Investment managers must be careful to avoid 'over-diversification' as it can be counter-productive - especially in those market environments when there is nowhere to hide, multi-asset specialists have warned.

Ben Seager-Scott, head of multi-asset funds at Evelyn Partners, said while the importance of diversification was clear, allowing exposure to different sources of risk and return to mitigate exposure to single-market and macro-economic events, it was also vital not to overcomplicate portfolio allocation. 

He told FTAdviser: "Over-diversification can become counter-productive so it is important that multi-asset fund managers are sizing their risk exposures appropriately to balance the needs of diversification and meaningful investment exposures. 

There are rare periods where there is nowhere to hide.Ian Jensen-Humphreys, Quilter Investor

"Managers also need to make sure they fully understand the interactions between different positions, as diversification only works if correlations are properly accounted for."

Guillaume Paillat, multi-asset fund manager at Aviva Investors, agreed that managers and advisers should not be advocating diversification just for its own sake, because striking the right balance was vital.

Paillat said: "Not all diversifiers should be treated equally. When adding diversifiers to a portfolio, we need to balance conflicting objectives: correlation to risk assets, income, liquidity and cost."

He explained that low correlation to equities at a time of extreme underperformance can important but can come at the expense of income returns, so assets like gold must be carefully sized.

Expecting the unexpected

Likewise, he said liquidity is also an important factor, especially in the current environment, so property or specialist credit allocations need to be managed accordingly.

So while, according to Wilshire, risk-off assets might have done well in the first quarter of 2023, it is not possible for managers to time the markets or guess the unexpected, such as upticks in inflation or geopolitical events unfolding.

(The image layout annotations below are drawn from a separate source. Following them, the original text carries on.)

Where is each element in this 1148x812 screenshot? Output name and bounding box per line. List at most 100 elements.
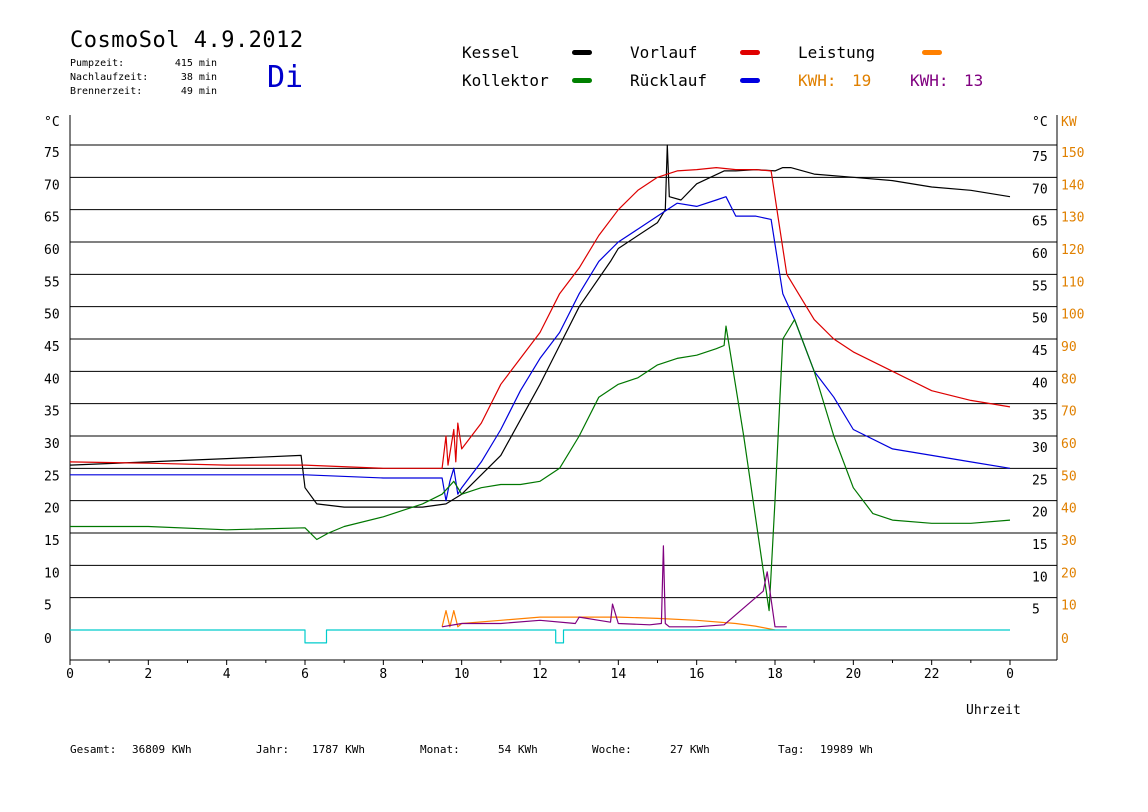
y-axis-unit-right: °C bbox=[1032, 115, 1048, 130]
y-tick-label-left: 75 bbox=[44, 146, 60, 161]
footer-gesamt-label: Gesamt: bbox=[70, 743, 117, 756]
footer-jahr-label: Jahr: bbox=[256, 743, 290, 756]
x-tick-label: 20 bbox=[846, 667, 862, 682]
y-tick-label-left: 10 bbox=[44, 566, 60, 581]
y-tick-label-right: 5 bbox=[1032, 603, 1040, 618]
y-tick-label-right: 75 bbox=[1032, 150, 1048, 165]
x-tick-label: 10 bbox=[454, 667, 470, 682]
kw-tick-label: 0 bbox=[1061, 632, 1069, 647]
kw-tick-label: 30 bbox=[1061, 534, 1077, 549]
series-line-pumpe bbox=[70, 629, 1010, 644]
footer-tag-label: Tag: bbox=[778, 743, 805, 756]
kw-tick-label: 50 bbox=[1061, 469, 1077, 484]
y-tick-label-left: 35 bbox=[44, 405, 60, 420]
x-tick-label: 16 bbox=[689, 667, 705, 682]
legend-ruecklauf-swatch bbox=[740, 78, 760, 83]
x-axis-label: Uhrzeit bbox=[966, 703, 1021, 718]
footer-woche-label: Woche: bbox=[592, 743, 632, 756]
y-tick-label-left: 0 bbox=[44, 632, 52, 647]
y-tick-label-right: 20 bbox=[1032, 506, 1048, 521]
stat-value-pumpzeit: 415 min bbox=[174, 58, 217, 69]
footer-tag-value: 19989 Wh bbox=[820, 743, 873, 756]
stat-value-brennerzeit: 49 min bbox=[180, 86, 217, 97]
kw-tick-label: 130 bbox=[1061, 211, 1084, 226]
stat-label-brennerzeit: Brennerzeit: bbox=[70, 86, 143, 97]
y-tick-label-right: 10 bbox=[1032, 570, 1048, 585]
x-tick-label: 2 bbox=[144, 667, 152, 682]
kw-tick-label: 110 bbox=[1061, 275, 1084, 290]
footer-woche-value: 27 KWh bbox=[670, 743, 710, 756]
y-tick-label-right: 60 bbox=[1032, 247, 1048, 262]
x-tick-label: 0 bbox=[1006, 667, 1014, 682]
legend-leistung-swatch bbox=[922, 50, 942, 55]
stat-label-nachlaufzeit: Nachlaufzeit: bbox=[70, 72, 149, 83]
y-tick-label-right: 50 bbox=[1032, 312, 1048, 327]
y-tick-label-left: 70 bbox=[44, 178, 60, 193]
kwh-purple-value: 13 bbox=[964, 71, 984, 90]
kwh-purple-label: KWH: bbox=[910, 71, 949, 90]
kw-tick-label: 10 bbox=[1061, 599, 1077, 614]
kw-tick-label: 90 bbox=[1061, 340, 1077, 355]
y-tick-label-right: 25 bbox=[1032, 473, 1048, 488]
kwh-orange-value: 19 bbox=[852, 71, 872, 90]
x-tick-label: 8 bbox=[379, 667, 387, 682]
kw-axis-unit: KW bbox=[1061, 115, 1077, 130]
legend-ruecklauf-label: Rücklauf bbox=[630, 71, 708, 90]
y-tick-label-left: 40 bbox=[44, 372, 60, 387]
kw-tick-label: 80 bbox=[1061, 372, 1077, 387]
y-tick-label-left: 50 bbox=[44, 308, 60, 323]
y-tick-label-left: 65 bbox=[44, 211, 60, 226]
stat-label-pumpzeit: Pumpzeit: bbox=[70, 58, 125, 69]
kw-tick-label: 20 bbox=[1061, 566, 1077, 581]
series-line-kessel bbox=[69, 144, 1011, 508]
y-tick-label-left: 25 bbox=[44, 469, 60, 484]
series-line-kollektor bbox=[70, 319, 1011, 612]
y-tick-label-left: 15 bbox=[44, 534, 60, 549]
legend-vorlauf-label: Vorlauf bbox=[630, 43, 698, 62]
y-tick-label-left: 30 bbox=[44, 437, 60, 452]
kwh-orange-label: KWH: bbox=[798, 71, 837, 90]
x-tick-label: 14 bbox=[611, 667, 627, 682]
legend-kollektor-swatch bbox=[572, 78, 592, 83]
kw-tick-label: 40 bbox=[1061, 502, 1077, 517]
chart-title: CosmoSol 4.9.2012 bbox=[70, 28, 304, 53]
kw-tick-label: 70 bbox=[1061, 405, 1077, 420]
legend-kollektor-label: Kollektor bbox=[462, 71, 549, 90]
y-tick-label-right: 40 bbox=[1032, 376, 1048, 391]
kw-tick-label: 150 bbox=[1061, 146, 1084, 161]
y-tick-label-right: 45 bbox=[1032, 344, 1048, 359]
footer-gesamt-value: 36809 KWh bbox=[132, 743, 192, 756]
x-tick-label: 18 bbox=[767, 667, 783, 682]
y-tick-label-right: 65 bbox=[1032, 215, 1048, 230]
y-tick-label-left: 5 bbox=[44, 599, 52, 614]
x-tick-label: 0 bbox=[66, 667, 74, 682]
y-axis-unit-left: °C bbox=[44, 115, 60, 130]
series-line-vorlauf bbox=[69, 167, 1011, 469]
series-line-leistung bbox=[441, 609, 776, 631]
kw-tick-label: 100 bbox=[1061, 308, 1084, 323]
legend-leistung-label: Leistung bbox=[798, 43, 876, 62]
legend-kessel-swatch bbox=[572, 50, 592, 55]
kw-tick-label: 60 bbox=[1061, 437, 1077, 452]
x-tick-label: 22 bbox=[924, 667, 940, 682]
legend-vorlauf-swatch bbox=[740, 50, 760, 55]
x-tick-label: 4 bbox=[223, 667, 231, 682]
stat-value-nachlaufzeit: 38 min bbox=[180, 72, 217, 83]
y-tick-label-left: 20 bbox=[44, 502, 60, 517]
series-line-kw-purple bbox=[442, 545, 787, 628]
kw-tick-label: 120 bbox=[1061, 243, 1084, 258]
y-tick-label-right: 70 bbox=[1032, 182, 1048, 197]
y-tick-label-left: 55 bbox=[44, 275, 60, 290]
y-tick-label-right: 55 bbox=[1032, 279, 1048, 294]
footer-monat-label: Monat: bbox=[420, 743, 460, 756]
x-tick-label: 6 bbox=[301, 667, 309, 682]
day-name: Di bbox=[267, 60, 304, 95]
footer-jahr-value: 1787 KWh bbox=[312, 743, 365, 756]
y-tick-label-right: 35 bbox=[1032, 409, 1048, 424]
y-tick-label-right: 15 bbox=[1032, 538, 1048, 553]
y-tick-label-left: 60 bbox=[44, 243, 60, 258]
legend-kessel-label: Kessel bbox=[462, 43, 520, 62]
y-tick-label-left: 45 bbox=[44, 340, 60, 355]
x-tick-label: 12 bbox=[532, 667, 548, 682]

Therefore, Paillat said: "Our approach is to focus on incorporating a core blend of differentiated but liquid assets, and we manage that size and composition of the mix actively depending on the market environment. 

Ian Jensen-Humphreys, portfolio manager at Quilter Investors, said the problem with diversification for its own sake is that traditional portfolios have been challenged by the events of 2022. 

He said: "Traditional multi-asset managers will look at diversification in a bond-equity sense, but as we have witnessed over 2022, there are rare periods where there is nowhere to hide.

"The key thing is to consider diversification in multiple dimensions – from geographic, to styles, factors, strategy, implementation and teams, among others.

"The bottom line is that the way the money is run is an important diversifier in itself."